The goal for the final project is for you to build out a recommender system using a large dataset (ex: 1M+ ratings or 10k+ users, 10k+ items. There are three deliverables, with separate dates:
[1] Planning Document Find an interesting dataset and describe the system you plan to build out. If you would like to use one of the datasets you have already worked with, you should add a unique element or incorporate additional data. (i.e. explicit features you scrape from another source, like image analysis on movie posters). The overall goal, however, will be to produce quality recommendations by extracting insights from a large dataset. You may do so using Spark, or another distributed computing method, OR by effectively applying one of the more advanced mathematical techniques we have covered.

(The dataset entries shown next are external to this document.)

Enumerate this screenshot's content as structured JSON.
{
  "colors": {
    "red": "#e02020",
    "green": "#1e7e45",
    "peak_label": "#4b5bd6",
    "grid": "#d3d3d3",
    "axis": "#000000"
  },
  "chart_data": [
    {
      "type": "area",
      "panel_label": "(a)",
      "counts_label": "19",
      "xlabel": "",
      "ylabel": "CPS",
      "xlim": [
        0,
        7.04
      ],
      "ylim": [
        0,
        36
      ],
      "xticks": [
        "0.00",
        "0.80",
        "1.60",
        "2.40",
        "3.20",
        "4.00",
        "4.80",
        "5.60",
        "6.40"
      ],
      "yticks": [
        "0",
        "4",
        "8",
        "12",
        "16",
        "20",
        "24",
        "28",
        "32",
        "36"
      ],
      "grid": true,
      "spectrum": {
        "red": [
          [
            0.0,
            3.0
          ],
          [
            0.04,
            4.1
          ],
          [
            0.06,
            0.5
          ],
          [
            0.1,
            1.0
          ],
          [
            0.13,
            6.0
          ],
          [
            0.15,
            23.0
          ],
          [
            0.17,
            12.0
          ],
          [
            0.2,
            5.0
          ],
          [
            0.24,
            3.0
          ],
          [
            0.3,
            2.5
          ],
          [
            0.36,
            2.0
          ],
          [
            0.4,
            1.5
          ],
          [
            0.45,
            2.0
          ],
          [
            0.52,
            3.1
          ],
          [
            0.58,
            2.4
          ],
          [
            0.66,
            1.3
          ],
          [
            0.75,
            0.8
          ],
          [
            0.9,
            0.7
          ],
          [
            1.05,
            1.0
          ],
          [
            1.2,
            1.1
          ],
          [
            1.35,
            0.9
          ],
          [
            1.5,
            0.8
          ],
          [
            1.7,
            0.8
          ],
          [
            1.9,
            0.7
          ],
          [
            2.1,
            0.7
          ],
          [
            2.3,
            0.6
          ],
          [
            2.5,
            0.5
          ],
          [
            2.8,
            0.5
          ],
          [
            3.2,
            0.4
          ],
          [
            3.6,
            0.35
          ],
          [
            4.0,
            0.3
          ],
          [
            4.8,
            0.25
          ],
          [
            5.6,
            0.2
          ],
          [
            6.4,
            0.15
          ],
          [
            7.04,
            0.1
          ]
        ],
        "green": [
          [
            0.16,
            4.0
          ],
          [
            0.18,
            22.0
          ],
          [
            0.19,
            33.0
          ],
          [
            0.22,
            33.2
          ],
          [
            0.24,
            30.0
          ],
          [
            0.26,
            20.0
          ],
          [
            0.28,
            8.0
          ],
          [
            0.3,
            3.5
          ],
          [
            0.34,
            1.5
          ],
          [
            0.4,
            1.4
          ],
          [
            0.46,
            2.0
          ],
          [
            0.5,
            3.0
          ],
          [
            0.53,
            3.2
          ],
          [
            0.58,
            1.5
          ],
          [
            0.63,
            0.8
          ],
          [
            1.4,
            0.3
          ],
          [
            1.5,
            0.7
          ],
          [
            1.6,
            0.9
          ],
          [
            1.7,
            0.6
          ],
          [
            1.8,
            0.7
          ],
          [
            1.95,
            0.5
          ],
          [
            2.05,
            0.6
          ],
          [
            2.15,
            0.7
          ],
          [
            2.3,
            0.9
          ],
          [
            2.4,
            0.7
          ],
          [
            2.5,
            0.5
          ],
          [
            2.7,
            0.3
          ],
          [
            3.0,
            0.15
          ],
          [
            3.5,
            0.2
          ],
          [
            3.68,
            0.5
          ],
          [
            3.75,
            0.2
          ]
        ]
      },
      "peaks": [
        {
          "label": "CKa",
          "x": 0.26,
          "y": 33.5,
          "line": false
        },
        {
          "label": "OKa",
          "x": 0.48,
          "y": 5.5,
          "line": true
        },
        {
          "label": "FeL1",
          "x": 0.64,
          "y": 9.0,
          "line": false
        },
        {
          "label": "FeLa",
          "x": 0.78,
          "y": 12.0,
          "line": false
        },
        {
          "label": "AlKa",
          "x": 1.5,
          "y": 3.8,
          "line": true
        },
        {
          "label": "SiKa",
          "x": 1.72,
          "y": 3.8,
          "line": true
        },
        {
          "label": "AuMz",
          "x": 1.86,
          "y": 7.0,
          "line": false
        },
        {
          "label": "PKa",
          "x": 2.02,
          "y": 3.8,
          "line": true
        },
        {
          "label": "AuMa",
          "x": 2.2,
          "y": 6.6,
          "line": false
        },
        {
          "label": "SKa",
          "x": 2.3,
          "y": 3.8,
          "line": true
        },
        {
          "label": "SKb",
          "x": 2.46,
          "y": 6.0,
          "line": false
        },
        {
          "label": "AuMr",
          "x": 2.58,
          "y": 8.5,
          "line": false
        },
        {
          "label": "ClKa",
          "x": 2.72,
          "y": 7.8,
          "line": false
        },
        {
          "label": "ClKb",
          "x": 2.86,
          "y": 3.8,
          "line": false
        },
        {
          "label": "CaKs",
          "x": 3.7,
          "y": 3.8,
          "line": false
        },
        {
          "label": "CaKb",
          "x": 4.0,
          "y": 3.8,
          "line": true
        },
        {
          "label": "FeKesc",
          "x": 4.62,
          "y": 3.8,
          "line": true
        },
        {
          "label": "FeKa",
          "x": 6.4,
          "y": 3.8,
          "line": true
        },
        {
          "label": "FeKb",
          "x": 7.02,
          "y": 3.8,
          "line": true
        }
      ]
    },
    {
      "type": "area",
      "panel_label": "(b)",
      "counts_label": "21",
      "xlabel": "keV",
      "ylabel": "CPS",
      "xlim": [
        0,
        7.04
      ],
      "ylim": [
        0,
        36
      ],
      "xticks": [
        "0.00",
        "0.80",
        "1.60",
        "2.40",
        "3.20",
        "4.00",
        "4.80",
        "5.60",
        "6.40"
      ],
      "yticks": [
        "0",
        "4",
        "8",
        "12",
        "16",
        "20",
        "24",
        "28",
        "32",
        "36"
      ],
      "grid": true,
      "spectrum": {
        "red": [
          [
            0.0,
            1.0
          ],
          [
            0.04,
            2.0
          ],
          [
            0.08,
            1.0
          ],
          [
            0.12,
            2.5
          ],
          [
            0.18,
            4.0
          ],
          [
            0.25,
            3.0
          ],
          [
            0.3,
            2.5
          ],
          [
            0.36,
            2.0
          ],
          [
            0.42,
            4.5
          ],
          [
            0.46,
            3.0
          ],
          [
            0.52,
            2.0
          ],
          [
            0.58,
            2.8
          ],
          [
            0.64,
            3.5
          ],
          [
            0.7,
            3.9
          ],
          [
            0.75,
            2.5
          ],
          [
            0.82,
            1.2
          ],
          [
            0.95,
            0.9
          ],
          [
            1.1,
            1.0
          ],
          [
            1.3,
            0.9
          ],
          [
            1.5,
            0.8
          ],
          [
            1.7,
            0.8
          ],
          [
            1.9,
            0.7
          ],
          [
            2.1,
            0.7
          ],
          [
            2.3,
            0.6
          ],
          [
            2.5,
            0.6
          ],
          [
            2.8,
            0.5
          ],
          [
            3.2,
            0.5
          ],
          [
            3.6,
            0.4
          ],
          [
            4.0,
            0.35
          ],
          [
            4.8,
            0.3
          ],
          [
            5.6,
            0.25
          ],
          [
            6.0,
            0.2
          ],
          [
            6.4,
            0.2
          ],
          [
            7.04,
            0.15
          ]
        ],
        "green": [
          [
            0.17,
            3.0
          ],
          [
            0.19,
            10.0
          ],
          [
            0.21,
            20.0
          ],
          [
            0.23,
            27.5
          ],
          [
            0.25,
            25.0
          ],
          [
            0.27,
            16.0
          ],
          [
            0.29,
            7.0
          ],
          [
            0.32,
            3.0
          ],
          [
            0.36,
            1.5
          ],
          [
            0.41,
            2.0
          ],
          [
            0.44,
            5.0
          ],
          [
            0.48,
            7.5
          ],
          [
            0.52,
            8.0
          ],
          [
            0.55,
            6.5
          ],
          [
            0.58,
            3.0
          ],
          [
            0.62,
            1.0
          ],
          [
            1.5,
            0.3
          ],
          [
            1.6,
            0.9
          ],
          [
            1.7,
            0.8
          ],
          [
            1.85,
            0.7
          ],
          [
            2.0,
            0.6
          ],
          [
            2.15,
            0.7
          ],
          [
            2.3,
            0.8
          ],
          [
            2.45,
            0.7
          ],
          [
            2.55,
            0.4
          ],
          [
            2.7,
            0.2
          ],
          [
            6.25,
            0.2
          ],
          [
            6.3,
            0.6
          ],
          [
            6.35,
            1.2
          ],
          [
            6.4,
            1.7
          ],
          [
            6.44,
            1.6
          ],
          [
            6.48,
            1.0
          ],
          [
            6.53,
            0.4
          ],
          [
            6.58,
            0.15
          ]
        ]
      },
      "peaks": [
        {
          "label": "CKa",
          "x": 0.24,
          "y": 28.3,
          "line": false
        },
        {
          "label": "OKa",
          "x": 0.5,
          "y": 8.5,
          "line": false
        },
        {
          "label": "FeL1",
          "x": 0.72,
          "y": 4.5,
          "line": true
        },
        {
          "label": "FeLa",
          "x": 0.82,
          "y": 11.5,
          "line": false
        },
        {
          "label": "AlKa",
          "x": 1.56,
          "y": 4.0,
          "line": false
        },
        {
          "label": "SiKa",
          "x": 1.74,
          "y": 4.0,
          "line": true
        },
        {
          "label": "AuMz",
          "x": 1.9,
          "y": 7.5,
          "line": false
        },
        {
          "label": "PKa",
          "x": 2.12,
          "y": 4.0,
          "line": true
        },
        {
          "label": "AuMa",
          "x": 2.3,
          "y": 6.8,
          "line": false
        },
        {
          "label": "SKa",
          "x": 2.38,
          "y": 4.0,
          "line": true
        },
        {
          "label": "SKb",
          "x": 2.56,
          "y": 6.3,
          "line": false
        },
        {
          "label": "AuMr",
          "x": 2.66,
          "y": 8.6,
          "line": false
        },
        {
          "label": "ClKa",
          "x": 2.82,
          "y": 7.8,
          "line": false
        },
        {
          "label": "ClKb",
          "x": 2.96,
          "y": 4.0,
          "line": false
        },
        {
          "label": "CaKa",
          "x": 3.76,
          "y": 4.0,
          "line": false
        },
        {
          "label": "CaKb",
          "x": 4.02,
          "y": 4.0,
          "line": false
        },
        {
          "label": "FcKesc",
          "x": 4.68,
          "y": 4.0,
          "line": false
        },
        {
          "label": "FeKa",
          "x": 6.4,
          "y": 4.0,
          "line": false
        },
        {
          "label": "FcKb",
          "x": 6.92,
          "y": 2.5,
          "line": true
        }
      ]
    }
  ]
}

There is no preference for one over the other, as long as the recommender works!
[2] Implementation. In this final project deliverable, you’ll build out the system that you describe in the planning document.

Final Project Dataset

The dataset that will be used for the final project will be the the books dataset by zygmuntz. This dataset contains 6 million ratings for ten thousand of the most popular books. Information included in this dataset include books marked to be read by the users, metadata for books (author, year, etc.) and tags/shelves/genres. The dataset for this project complies with the requirement for having enough users and items to develop a robust recommender system. The link to the dataset can be found on href = https://github.com/zygmuntz/goodbooks-10k> github here.

Project planning


The project will be structured such that the dataset will be imported from github and transformed into a usable format for our recommendation engines. The project will be done in RStudio with “recommenderlab” being the primary package for developing and evaluating the model.

The steps learned throughout this course will be applied to the dataset including sampling, splitting, and modeling techniques. The recommender models that will be used are IBCF (Pearson, Jaccard, & Cosine), UBCF (Pearson, Jaccard, and Cosine), SVD (center, Z_score, no normalization), and ALS (center, z_score, no_normalization). A distributed system will be used to model the systems with spark. The sparklyr package will be used for this. because metadata is also included, an attempt at cold-start recommendations based on metadata may be attempted.

The models will be evaluated using model accuracy metrics such as RMSE, MAE, MSE, ROC, and AUC and this will be done iteratively to assess accuracy along a range of model tuning modifications. A measure of each model’s time for training and prediction will also be measured for a feedback assessment.